In summary, Section 45(1A) of the Income Tax Act in India provides for the adjustment of the cost of acquisition and period of holding of a capital asset when an amount is received from an insurer due to the damage or destruction of the asset. The tax liability arises when the asset is sold or transferred in the future, and the adjusted cost and holding period are used to calculate the capital gains. It’s important to maintain proper records and seek professional advice to accurately calculate and report the capital gains when the asset is eventually disposed of.
Understanding of Section 45(1A)
(1) When a capital asset is damaged or destroyed, it can lead to a financial loss for the owner. However, in certain cases, the owner may receive compensation from an insurer for the damage or destruction of the asset. In such situations, it is important to understand the implications of this compensation in terms of capital gain.
(2) According to Section 45(1A) of the Income Tax Act, any amount received from an insurer on account of damage or destruction of a capital asset is considered as a capital gain. This means that the amount received is taxable under the head of capital gains.

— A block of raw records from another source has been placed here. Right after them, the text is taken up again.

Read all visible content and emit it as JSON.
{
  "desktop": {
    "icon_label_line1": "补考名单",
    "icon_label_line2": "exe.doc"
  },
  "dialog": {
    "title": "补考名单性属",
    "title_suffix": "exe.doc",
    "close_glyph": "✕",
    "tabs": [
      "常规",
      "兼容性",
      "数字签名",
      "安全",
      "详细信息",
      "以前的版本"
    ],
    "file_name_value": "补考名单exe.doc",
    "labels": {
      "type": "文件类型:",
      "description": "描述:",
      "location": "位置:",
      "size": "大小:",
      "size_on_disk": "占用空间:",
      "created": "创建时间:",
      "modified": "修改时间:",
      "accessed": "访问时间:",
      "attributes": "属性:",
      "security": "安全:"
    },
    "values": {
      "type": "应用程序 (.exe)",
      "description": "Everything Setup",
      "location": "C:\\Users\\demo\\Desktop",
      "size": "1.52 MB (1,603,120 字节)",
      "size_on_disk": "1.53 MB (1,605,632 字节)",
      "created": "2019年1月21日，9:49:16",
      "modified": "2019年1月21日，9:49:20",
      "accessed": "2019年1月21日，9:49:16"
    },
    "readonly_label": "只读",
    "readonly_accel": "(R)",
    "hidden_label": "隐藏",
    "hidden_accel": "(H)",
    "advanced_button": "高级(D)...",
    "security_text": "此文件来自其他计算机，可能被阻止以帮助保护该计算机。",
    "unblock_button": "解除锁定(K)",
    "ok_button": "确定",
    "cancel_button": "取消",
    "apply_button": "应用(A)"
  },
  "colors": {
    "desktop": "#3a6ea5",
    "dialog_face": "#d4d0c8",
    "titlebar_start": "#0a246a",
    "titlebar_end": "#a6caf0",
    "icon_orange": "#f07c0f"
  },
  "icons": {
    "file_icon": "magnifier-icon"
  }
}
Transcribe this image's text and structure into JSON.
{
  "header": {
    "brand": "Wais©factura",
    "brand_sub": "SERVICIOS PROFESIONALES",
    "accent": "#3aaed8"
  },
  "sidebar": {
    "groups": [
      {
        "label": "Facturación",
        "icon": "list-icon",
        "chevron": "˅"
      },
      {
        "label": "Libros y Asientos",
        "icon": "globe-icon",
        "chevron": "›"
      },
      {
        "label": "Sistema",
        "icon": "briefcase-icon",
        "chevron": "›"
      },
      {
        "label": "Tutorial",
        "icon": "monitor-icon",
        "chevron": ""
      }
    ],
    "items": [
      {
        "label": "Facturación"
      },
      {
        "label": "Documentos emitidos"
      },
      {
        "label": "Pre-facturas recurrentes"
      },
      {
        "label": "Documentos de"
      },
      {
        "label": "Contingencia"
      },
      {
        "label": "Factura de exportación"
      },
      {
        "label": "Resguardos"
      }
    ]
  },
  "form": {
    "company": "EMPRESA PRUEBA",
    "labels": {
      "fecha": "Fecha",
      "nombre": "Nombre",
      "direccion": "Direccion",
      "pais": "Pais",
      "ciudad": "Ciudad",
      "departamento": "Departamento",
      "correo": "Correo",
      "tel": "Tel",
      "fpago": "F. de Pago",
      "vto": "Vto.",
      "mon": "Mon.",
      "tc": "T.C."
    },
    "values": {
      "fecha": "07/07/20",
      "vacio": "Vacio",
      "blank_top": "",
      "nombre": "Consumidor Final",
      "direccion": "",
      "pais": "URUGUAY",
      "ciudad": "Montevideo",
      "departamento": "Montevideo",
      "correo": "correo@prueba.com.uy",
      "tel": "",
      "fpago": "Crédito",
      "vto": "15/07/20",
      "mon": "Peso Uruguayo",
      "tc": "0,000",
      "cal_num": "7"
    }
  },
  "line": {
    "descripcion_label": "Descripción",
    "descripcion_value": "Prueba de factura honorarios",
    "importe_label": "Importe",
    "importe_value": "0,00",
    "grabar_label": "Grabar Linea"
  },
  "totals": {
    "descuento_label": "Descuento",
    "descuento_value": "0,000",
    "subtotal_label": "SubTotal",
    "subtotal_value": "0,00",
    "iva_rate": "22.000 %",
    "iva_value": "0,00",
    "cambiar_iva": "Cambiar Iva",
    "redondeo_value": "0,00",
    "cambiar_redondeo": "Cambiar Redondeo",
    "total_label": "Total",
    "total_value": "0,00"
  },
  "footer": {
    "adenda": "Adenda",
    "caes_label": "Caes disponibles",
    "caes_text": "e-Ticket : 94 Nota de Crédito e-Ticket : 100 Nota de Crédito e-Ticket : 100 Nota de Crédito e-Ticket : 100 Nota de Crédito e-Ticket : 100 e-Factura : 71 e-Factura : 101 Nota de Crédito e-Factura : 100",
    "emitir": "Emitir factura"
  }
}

(3) The tax treatment of such compensation depends on whether the asset is a short-term capital asset or a long-term capital asset. If the asset was held for a period of less than 36 months before its damage or destruction, it is considered a short-term capital asset. On the other hand, if the asset was held for a period of 36 months or more, it is considered a long-term capital asset.
(4) In the case of short-term capital assets, the compensation received is added to the owner’s income and taxed at the applicable income tax rates. However, if the asset is a long-term capital asset, the compensation is taxed at a special rate of 20%.
(5) It is important to note that if the compensation received is less than the cost of acquisition of the asset, it will be considered as a capital loss. This capital loss can be set off against any other capital gains made by the owner in the same financial year. If there are no other capital gains to set off the loss against, it can be carried forward for up to 8 years and set off against future capital gains.